Step 5: Current User Service

C#
public interface ICurrentUserService
{
    string? UserId   { get; }
    string? UserName { get; }
}

public class HttpCurrentUserService(IHttpContextAccessor accessor) : ICurrentUserService
{
    public string? UserId   => accessor.HttpContext?.User.FindFirst(ClaimTypes.NameIdentifier)?.Value;
    public string?

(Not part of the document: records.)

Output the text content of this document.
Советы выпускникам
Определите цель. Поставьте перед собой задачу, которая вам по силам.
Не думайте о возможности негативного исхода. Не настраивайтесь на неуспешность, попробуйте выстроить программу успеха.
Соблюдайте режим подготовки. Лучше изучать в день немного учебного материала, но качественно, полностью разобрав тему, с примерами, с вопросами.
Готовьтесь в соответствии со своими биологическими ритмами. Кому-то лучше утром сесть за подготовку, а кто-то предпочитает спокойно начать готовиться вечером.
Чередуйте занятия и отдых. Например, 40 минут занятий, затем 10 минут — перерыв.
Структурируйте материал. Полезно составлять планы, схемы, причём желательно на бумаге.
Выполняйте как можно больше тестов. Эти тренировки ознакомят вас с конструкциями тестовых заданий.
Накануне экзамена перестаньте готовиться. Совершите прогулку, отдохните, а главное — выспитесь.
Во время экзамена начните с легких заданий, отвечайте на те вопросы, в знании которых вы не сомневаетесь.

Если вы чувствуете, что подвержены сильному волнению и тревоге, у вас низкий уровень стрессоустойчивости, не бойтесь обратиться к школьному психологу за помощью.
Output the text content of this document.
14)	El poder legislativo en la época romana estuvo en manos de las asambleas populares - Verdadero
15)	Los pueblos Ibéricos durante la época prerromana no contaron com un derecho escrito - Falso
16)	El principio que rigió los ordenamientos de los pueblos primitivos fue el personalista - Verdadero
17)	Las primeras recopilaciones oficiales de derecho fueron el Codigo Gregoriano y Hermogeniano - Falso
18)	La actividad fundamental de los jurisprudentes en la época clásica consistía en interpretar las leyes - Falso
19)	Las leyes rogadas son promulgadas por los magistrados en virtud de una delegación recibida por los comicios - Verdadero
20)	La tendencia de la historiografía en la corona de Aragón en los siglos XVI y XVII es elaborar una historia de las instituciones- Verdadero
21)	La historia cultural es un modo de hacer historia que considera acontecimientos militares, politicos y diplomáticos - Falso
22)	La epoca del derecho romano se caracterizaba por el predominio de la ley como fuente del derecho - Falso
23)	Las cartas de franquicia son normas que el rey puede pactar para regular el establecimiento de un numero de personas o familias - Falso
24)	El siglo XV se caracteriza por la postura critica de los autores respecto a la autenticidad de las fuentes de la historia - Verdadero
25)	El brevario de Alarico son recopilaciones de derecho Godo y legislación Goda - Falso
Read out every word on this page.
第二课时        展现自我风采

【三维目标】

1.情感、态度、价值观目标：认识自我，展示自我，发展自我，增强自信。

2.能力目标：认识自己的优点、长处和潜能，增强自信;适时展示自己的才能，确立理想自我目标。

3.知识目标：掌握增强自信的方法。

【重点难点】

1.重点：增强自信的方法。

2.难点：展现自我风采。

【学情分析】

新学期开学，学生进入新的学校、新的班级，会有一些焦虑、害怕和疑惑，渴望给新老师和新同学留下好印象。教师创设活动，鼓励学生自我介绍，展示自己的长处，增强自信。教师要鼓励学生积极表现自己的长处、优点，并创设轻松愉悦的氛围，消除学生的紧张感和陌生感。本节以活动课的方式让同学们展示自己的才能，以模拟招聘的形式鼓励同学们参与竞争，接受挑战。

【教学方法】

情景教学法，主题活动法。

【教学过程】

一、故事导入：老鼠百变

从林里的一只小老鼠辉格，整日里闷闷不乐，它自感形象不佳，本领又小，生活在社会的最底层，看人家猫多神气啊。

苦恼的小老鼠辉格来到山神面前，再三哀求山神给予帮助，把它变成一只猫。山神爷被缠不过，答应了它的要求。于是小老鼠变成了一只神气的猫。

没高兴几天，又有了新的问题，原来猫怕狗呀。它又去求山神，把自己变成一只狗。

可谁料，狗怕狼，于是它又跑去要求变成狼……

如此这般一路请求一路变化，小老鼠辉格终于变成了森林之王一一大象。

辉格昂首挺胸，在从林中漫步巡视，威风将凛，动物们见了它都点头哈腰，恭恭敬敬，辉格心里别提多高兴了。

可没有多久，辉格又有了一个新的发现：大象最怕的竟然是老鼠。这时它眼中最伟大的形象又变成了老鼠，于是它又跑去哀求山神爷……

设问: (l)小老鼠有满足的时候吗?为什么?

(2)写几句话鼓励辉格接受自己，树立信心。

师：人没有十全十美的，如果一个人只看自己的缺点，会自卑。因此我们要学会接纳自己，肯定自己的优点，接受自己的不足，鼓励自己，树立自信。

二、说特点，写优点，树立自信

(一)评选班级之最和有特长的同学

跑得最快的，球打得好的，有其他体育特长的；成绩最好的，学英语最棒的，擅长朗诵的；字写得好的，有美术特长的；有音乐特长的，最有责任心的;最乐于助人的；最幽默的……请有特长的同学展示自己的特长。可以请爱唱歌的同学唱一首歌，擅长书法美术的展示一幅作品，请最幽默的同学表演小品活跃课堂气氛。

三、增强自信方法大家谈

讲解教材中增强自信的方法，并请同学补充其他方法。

UserName => accessor.HttpContext?.User.FindFirst(ClaimTypes.Name)?.Value;
}

builder.Services.AddScoped<ICurrentUserService, HttpCurrentUserService>();
builder.Services.AddHttpContextAccessor();

Restoring Soft-Deleted Records

C#
// Restore — must bypass the global filter to find the deleted record
public async Task RestoreOrderAsync(int orderId, CancellationToken ct)
{
    var order = await context.Orders
        .IgnoreQueryFilters()
        .FirstOrDefaultAsync(o => o.Id == orderId && o.IsDeleted, ct);

    if (order is null) throw new NotFoundException(nameof(Order), orderId);

    order.IsDeleted = false;
    order.DeletedAt = null;
    order.DeletedBy = null;

    await context.SaveChangesAsync(ct);
}

Audit History Table (Alternative to Soft Delete)

C#
// For full history: use a separate history table via interceptor
// Every change creates a new row in OrderHistory

public class OrderHistory
{
    public int      Id          { get; set; }
    public int      OrderId     { get; set; }
    public string   FieldName   { get; set; } = "";
    public string?  OldValue    { get; set; }
    public string?  NewValue    { get; set; }
    public DateTime ChangedAt   { get; set; }
    public string   ChangedBy   { get; set; } = "";
    public string   Operation   { get; set; } = "";   // Created, Updated, Deleted
}

// Or use a library: Audit.NET, EntityFramework.Exceptions, or Z.EntityFramework.Plus

GDPR Consideration

C#
// Soft delete preserves PII — may not satisfy GDPR right-to-erasure
// For GDPR: anonymise instead of delete

public async Task AnonymiseCustomerAsync(int customerId, CancellationToken ct)
{
    await context.Customers
        .Where(c => c.Id == customerId)
        .ExecuteUpdateAsync(s =>
            s.SetProperty(c => c.Name,  "DELETED")
             .SetProperty(c => c.Email, $"deleted-{customerId}@deleted.invalid")
             .SetProperty(c => c.Phone, null)
             .SetProperty(c => c.IsDeleted, true)
             .SetProperty(c => c.DeletedAt, DateTime.UtcNow),
        ct);
}

Interview Answer

"Soft delete replaces DELETE with UPDATE IsDeleted=true, preserving the row for audit trails and recovery. In EF Core, implement it with a global query filter (SetQueryFilter) on every entity that implements ISoftDeletable — all queries automatically add WHERE IsDeleted=0 without any repository code. Use a SaveChangesInterceptor to intercept EntityState.Deleted entries, switch them to EntityState.Modified, and set IsDeleted=true. Audit fields (CreatedAt, CreatedBy, UpdatedAt, UpdatedBy) are populated the same way via a second interceptor that reads from ICurrentUserService. To query deleted records for admin or restore: call IgnoreQueryFilters(). GDPR caution: soft delete does not satisfy the right to erasure — for GDPR, anonymise PII fields (overwrite with placeholder values) rather than relying on IsDeleted alone."